I felt a bit guilty recently, since I realised that I have on several occasions criticised the book 'Evangelicalism in Modern Britain, A history from the 1730s to the 1980s', by D. W. Bebbington. I have done that without reading it...
I have in the past mentioned that I feel his definition of evangelicalism to be inadequate and misleading. Without going into it in too much detail, I am of the opinion that it is too sociological a definition. There are varied consequences of this, some of which permit his history to proceed; others give room for a form of evangelicalism I, for one, am not fully comfortable with.
Anyway, I felt a twinge of guilt at criticising a book I have never read (I know I know - I am sorry!). As an act of penitence I bought a lovely secondhand hardback copy yesterday from my Cambridge bookdealer.
Having read the work, I still disagree with his definition, but I was pleasantly surprised to find that after the opening chapter, the definition seems to fade from the book, and one gets a fascinating romp through evangelical history.
I learned a lot, especially from the sections on the late 1700s. The 1980s were, I think, rather thinly covered. Little real appreciation for the significance of Stott, Lloyd-Jones and Lucas was demonstrated. All were mentioned too cursorily; perhaps that was due to the proximity of time when Bebbington was writing.
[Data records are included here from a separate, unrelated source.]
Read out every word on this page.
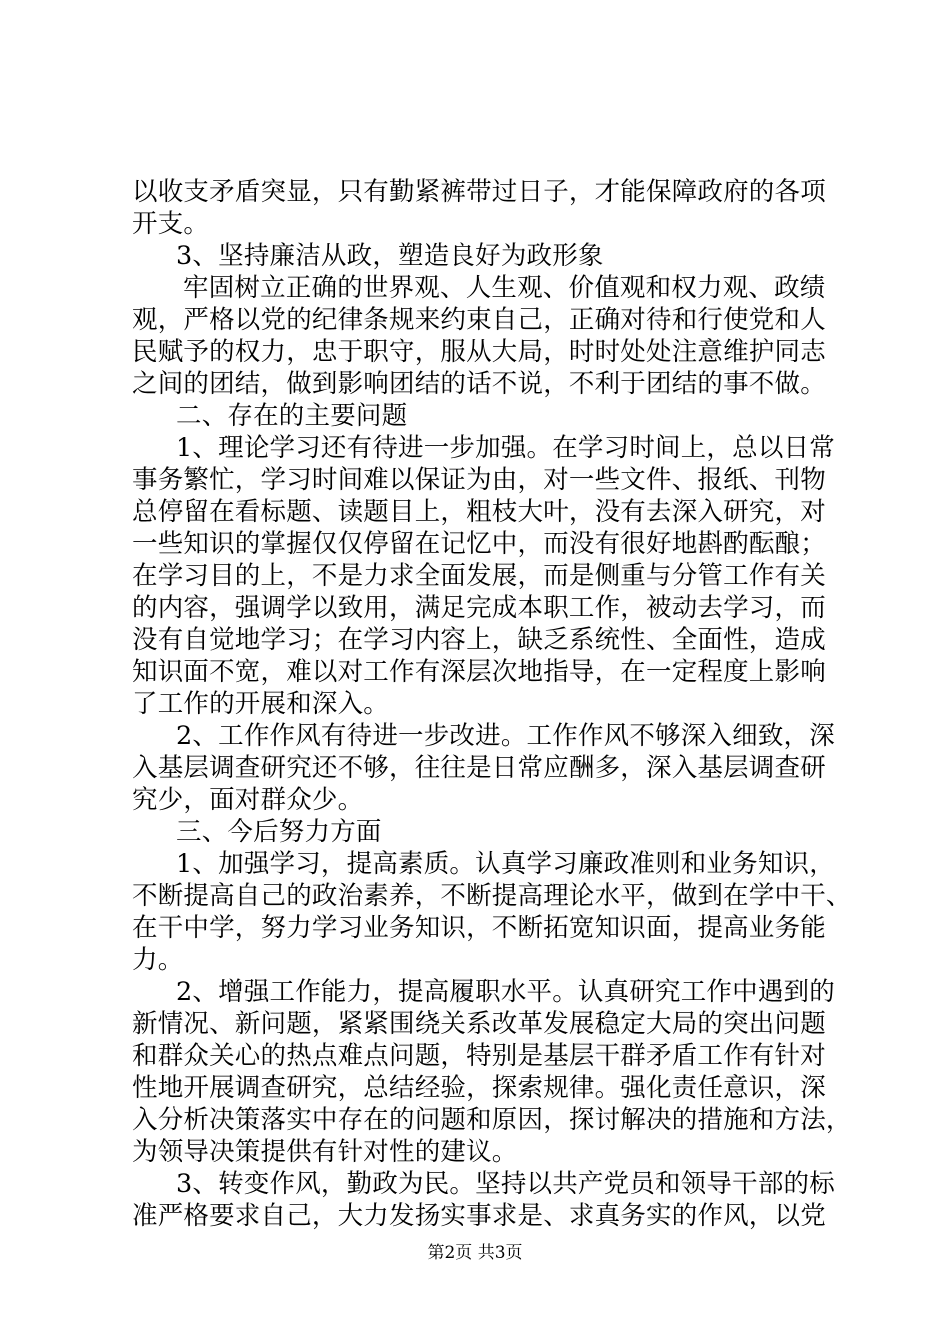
以收支矛盾突显，只有勤紧裤带过日子，才能保障政府的各项
开支。
3、坚持廉洁从政，塑造良好为政形象
牢固树立正确的世界观、人生观、价值观和权力观、政绩
观，严格以党的纪律条规来约束自己，正确对待和行使党和人
民赋予的权力，忠于职守，服从大局，时时处处注意维护同志
之间的团结，做到影响团结的话不说，不利于团结的事不做。
二、存在的主要问题
1、理论学习还有待进一步加强。在学习时间上，总以日常
事务繁忙，学习时间难以保证为由，对一些文件、报纸、刊物
总停留在看标题、读题目上，粗枝大叶，没有去深入研究，对
一些知识的掌握仅仅停留在记忆中，而没有很好地斟酌酝酿；
在学习目的上，不是力求全面发展，而是侧重与分管工作有关
的内容，强调学以致用，满足完成本职工作，被动去学习，而
没有自觉地学习；在学习内容上，缺乏系统性、全面性，造成
知识面不宽，难以对工作有深层次地指导，在一定程度上影响
了工作的开展和深入。
2、工作作风有待进一步改进。工作作风不够深入细致，深
入基层调查研究还不够，往往是日常应酬多，深入基层调查研
究少，面对群众少。
三、今后努力方面
1、加强学习，提高素质。认真学习廉政准则和业务知识，
不断提高自己的政治素养，不断提高理论水平，做到在学中干、
在干中学，努力学习业务知识，不断拓宽知识面，提高业务能
力。
2、增强工作能力，提高履职水平。认真研究工作中遇到的
新情况、新问题，紧紧围绕关系改革发展稳定大局的突出问题
和群众关心的热点难点问题，特别是基层干群矛盾工作有针对
性地开展调查研究，总结经验，探索规律。强化责任意识，深
入分析决策落实中存在的问题和原因，探讨解决的措施和方法，
为领导决策提供有针对性的建议。
3、转变作风，勤政为民。坚持以共产党员和领导干部的标
准严格要求自己，大力发扬实事求是、求真务实的作风，以党
第2页 共3页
Anyway, the point which intrigued me was Bebbington's highlighting of the doctrine of Assurance:
'The three symptoms of discontinuity in the Anglo-Saxon tradition of conservative Protestantism should not be seen in isolation from each other. They are bound together by an underlying factor, a shift in the received doctrine of assurance with all that it entailed.' p.42.
Now I find this very interesting.... For it is a doctrinal analysis of aspects of evangelicalism. This I would commend as a worthwhile exploration. However it is not the sort of analysis that sits well with his sociological definition of evangelicalism. In other words, I think that the crux of Bebbington's argument is a doctrinal critique. However that for which he is best known, and what he states upfront as his terms of debate, is sociological.
Assurance is indeed very important. We need to try and avoid several errors:
1. We should avoid suggesting that it is normal or good to lack assurnace.
2. We ought to resist basing assurance upon merely rational deductions.
3. We must discern the different situations people seeking assurnace are coming from - ie the uninformed new believer is in a different place to the long term believer who is sinning with a high hand.
As we go about all this, we should long for a doctrinal articulation, in the context of pastoral ministration, which gives due weight to the unchanging Word and ever living Spirit. It should go without saying, that a merely sociological understanding of assurance never gave anybody a peaceful night's sleep!